Always Happy Hour: Stories(19)



I pick up the remote control and press a button, a warning sound that means if she keeps barking she’s going to get shocked. The dog doesn’t respond to the sound at all. She doesn’t respond to the shocks, either. Despite her problems, she has a few charming qualities. Some days, before my husband gets home from work, we lie in bed and spoon. Every time I open my hard drive, she comes running to see the CD make orbs of light on the walls. When I wash dishes, she likes to watch the water ripple on the cabinets, the pots flash.

We go into the kitchen and look at the refrigerator: coloring book tear-outs with Diamond’s name in jostled letters at the top, a photograph of Roxie in reindeer ears.

“It took us forever to get a couple of good ones to use as Christmas cards.”

I take the rocky road from the freezer, and she eats a bowl while looking around at the cheerful wallpaper and plum-colored curtains, the clean white appliances. The woman who lived here before decorated the house and my husband moved in and then I moved in.

We listen as he comes clomping up the basement stairs and then he’s standing with us in the kitchen, filling a glass with ice. His shirt is soaked through and there are flecks of grass and dirt all over him.

“What do you want to do?” I ask Diamond, who is gazing up at my husband. My husband is tall and good-looking but insecure about his looks because of his high forehead and too-thin chest. He lifts weights in the basement four times a week. He likes beer and football and reads motorcycle magazines with bikinied women on the covers, though, to my knowledge, he’s never been on a motorcycle. But this makes him sound like a dick and he’s not a dick, not at all. He spent weeks combing the nits out of my hair when I caught lice from one of the white girls—a tedious and time-consuming ordeal—and insisted on sleeping next to me in bed.

I drive Diamond across town to the mall; it’s the kind of place I hate but drive to without thinking. There’s a park next to the mall, a walking path around a lake, and sometimes I put on my tennis shoes and go there. Sit on a swing and look at the ducks. If I take the dog with me, I have to keep her on a short leash so she doesn’t try to bite anyone.

At the food court, I order a box of chicken nuggets and a small Coke and we sit at a table and eat while the other children play on the plastic tree, a replica of the one at Disney World. I look around—sometimes we run into girls who are back home with their families. We talk to them with our eyes and hands when their people’s backs are turned.

“I’ve seen the real tree,” I say. “It was fake, too. I ate Moroccan food and went on a safari and there were lions and tigers and bears, oh my.”

She stops chewing and cocks her head at me.

“I wish you’d been there,” I say, as I help her take off her shoes.

She walks over to the tree and climbs the trunk, sticks her head out and waves before sliding down. She befriends a Mexican boy and slaps him on the ass once, good and hard, but nobody seems to mind. I move to the bench with the other parents and watch them ride a squirrel together, Diamond in front like the man. After a while, she gets bored and pushes him off and then stands and waves at me with her whole arm.

The woman next to me, a blonde in spandex, asks if she’s mine and I tell her no. She’s the kind of woman who comes on Wednesday nights to bring movies and popcorn.

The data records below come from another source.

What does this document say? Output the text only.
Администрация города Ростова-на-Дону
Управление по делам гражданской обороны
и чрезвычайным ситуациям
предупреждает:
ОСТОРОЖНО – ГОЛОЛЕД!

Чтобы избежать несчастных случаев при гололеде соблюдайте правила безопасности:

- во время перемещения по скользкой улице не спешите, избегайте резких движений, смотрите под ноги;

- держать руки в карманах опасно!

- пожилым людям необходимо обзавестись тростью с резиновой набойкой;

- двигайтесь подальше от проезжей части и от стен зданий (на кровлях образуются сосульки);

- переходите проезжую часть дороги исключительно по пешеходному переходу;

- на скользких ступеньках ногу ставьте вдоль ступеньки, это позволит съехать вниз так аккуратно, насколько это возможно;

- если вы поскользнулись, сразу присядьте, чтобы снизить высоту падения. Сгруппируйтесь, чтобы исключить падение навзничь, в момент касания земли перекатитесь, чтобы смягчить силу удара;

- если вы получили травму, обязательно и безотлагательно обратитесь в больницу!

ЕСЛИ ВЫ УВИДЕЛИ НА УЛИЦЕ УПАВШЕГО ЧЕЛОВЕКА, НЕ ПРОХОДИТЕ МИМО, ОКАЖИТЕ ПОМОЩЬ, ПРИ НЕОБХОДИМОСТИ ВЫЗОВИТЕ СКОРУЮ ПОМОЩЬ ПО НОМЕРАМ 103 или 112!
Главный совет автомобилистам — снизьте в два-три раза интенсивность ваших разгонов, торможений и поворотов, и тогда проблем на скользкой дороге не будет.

These women smile too much and won’t use the bathroom, and it makes me want to steal their husbands so they can see how quickly life can rearrange itself into unfamiliar and unpleasant patterns.

“I work at a temporary shelter for abused and neglected children,” I say, hating myself for wanting this woman to say I’m good, that what I am doing is a good thing.

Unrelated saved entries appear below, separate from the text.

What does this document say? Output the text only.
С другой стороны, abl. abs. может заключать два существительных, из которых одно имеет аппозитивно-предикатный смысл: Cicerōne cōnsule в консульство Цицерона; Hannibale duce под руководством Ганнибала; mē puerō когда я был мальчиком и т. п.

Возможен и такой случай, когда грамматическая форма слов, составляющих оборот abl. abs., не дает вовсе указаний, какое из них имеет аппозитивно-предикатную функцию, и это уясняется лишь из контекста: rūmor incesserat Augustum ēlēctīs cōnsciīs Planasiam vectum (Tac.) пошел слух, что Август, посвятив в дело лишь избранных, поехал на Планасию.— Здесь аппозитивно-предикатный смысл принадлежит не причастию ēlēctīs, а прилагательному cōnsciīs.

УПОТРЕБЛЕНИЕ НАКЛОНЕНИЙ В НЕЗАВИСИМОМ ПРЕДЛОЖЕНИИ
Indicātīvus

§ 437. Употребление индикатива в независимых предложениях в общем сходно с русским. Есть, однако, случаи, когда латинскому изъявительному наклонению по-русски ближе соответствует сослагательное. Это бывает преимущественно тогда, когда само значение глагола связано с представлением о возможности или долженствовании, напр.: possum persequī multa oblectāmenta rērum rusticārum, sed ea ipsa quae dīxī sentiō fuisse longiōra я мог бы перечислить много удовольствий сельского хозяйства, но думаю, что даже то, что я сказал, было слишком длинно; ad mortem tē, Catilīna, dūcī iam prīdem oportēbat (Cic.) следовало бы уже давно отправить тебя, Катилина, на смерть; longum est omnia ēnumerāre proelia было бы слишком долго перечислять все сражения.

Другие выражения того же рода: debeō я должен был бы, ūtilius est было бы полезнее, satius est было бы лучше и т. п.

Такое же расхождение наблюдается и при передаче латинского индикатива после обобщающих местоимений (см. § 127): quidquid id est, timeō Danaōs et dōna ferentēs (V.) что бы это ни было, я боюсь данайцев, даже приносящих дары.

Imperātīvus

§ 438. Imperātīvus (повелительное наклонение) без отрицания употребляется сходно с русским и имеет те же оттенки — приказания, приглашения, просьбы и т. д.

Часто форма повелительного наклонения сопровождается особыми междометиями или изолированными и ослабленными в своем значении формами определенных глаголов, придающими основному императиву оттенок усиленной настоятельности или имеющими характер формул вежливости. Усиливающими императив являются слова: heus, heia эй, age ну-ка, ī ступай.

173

“I bet that’s very rewarding,” she says.

“Not really.”

I close my eyes long enough to imagine the world dark and full of noise, and then open them and find Diamond. I stare at an old man eating an ice cream cone, spinning the swirl of vanilla over his tongue. I watch him the same way he watches me—blankly, without interest—and wonder if Diamond will remember that someone loved her once, if she’ll have any memory of me at all.





UPHILL

The RV park is nice and shady. The residents are mostly older and quiet, but the bugs are loud. There are all sorts of bugs and they are all so loud.

I’m sitting at the picnic table next to the trailer he has just bought, carefully avoiding the piles of bird crap while watching him fashion a wooden chute for the sewer hookup. He’s impressed with himself, using nails he’s found on the ground and wood from a scrap pile. Every few minutes he stops to admire his work.

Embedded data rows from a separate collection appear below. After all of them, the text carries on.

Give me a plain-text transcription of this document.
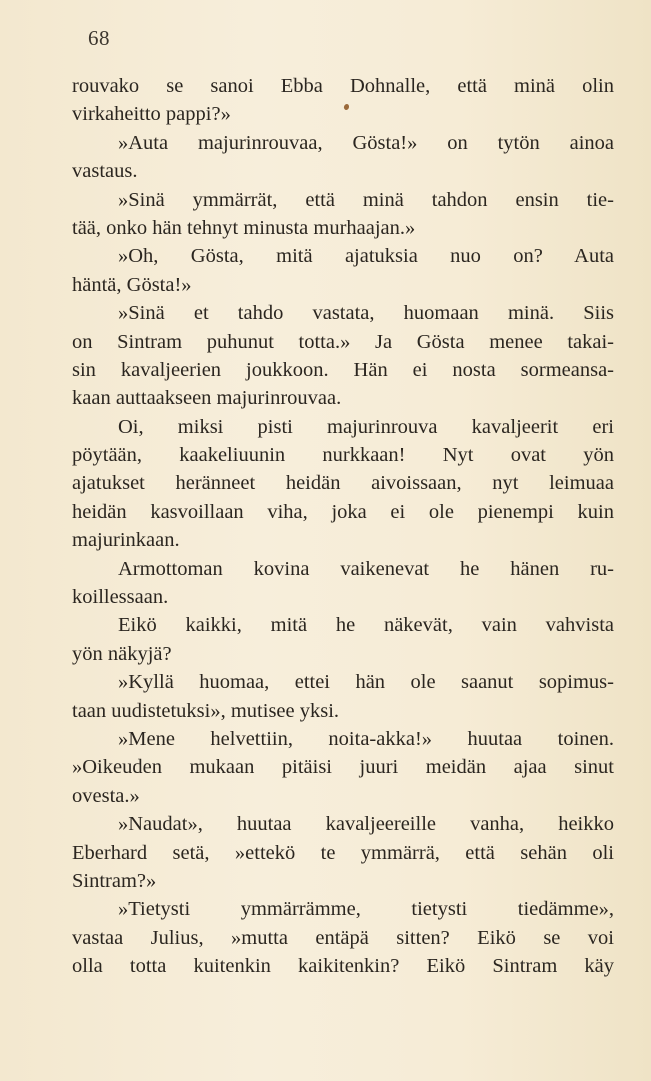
68
rouvako se sanoi Ebba Dohnalle, että minä olin
virkaheitto pappi?»
»Auta majurinrouvaa, Gösta!» on tytön ainoa
vastaus.
»Sinä ymmärrät, että minä tahdon ensin tie-
tää, onko hän tehnyt minusta murhaajan.»
»Oh, Gösta, mitä ajatuksia nuo on? Auta
häntä, Gösta!»
»Sinä et tahdo vastata, huomaan minä. Siis
on Sintram puhunut totta.» Ja Gösta menee takai-
sin kavaljeerien joukkoon. Hän ei nosta sormeansa-
kaan auttaakseen majurinrouvaa.
Oi, miksi pisti majurinrouva kavaljeerit eri
pöytään, kaakeliuunin nurkkaan! Nyt ovat yön
ajatukset heränneet heidän aivoissaan, nyt leimuaa
heidän kasvoillaan viha, joka ei ole pienempi kuin
majurinkaan.
Armottoman kovina vaikenevat he hänen ru-
koillessaan.
Eikö kaikki, mitä he näkevät, vain vahvista
yön näkyjä?
»Kyllä huomaa, ettei hän ole saanut sopimus-
taan uudistetuksi», mutisee yksi.
»Mene helvettiin, noita-akka!» huutaa toinen.
»Oikeuden mukaan pitäisi juuri meidän ajaa sinut
ovesta.»
»Naudat», huutaa kavaljeereille vanha, heikko
Eberhard setä, »ettekö te ymmärrä, että sehän oli
Sintram?»
»Tietysti ymmärrämme, tietysti tiedämme»,
vastaa Julius, »mutta entäpä sitten? Eikö se voi
olla totta kuitenkin kaikitenkin? Eikö Sintram käy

“Our shit travels uphill,” he says.

“That’s amazing.”

He sits across from me and I watch him dig around in his box full of small tools.

Before the trailer he lived on his uncle’s boat, but he sank it, and before that he lived in a van in his boss’s garage. When I get drunk, I yell at him and call him homeless and we don’t talk for weeks but then I find myself with him again—just a cup of coffee, just as friends—and the cycle repeats itself. We’re at the beginning of the cycle now.

“So I got this call earlier,” he says. His voice has the high, strained quality it takes on when he’s lying or asking to borrow money. “This friend who lives in Hawaii wants me to drive to Biloxi to take a picture of a lady.”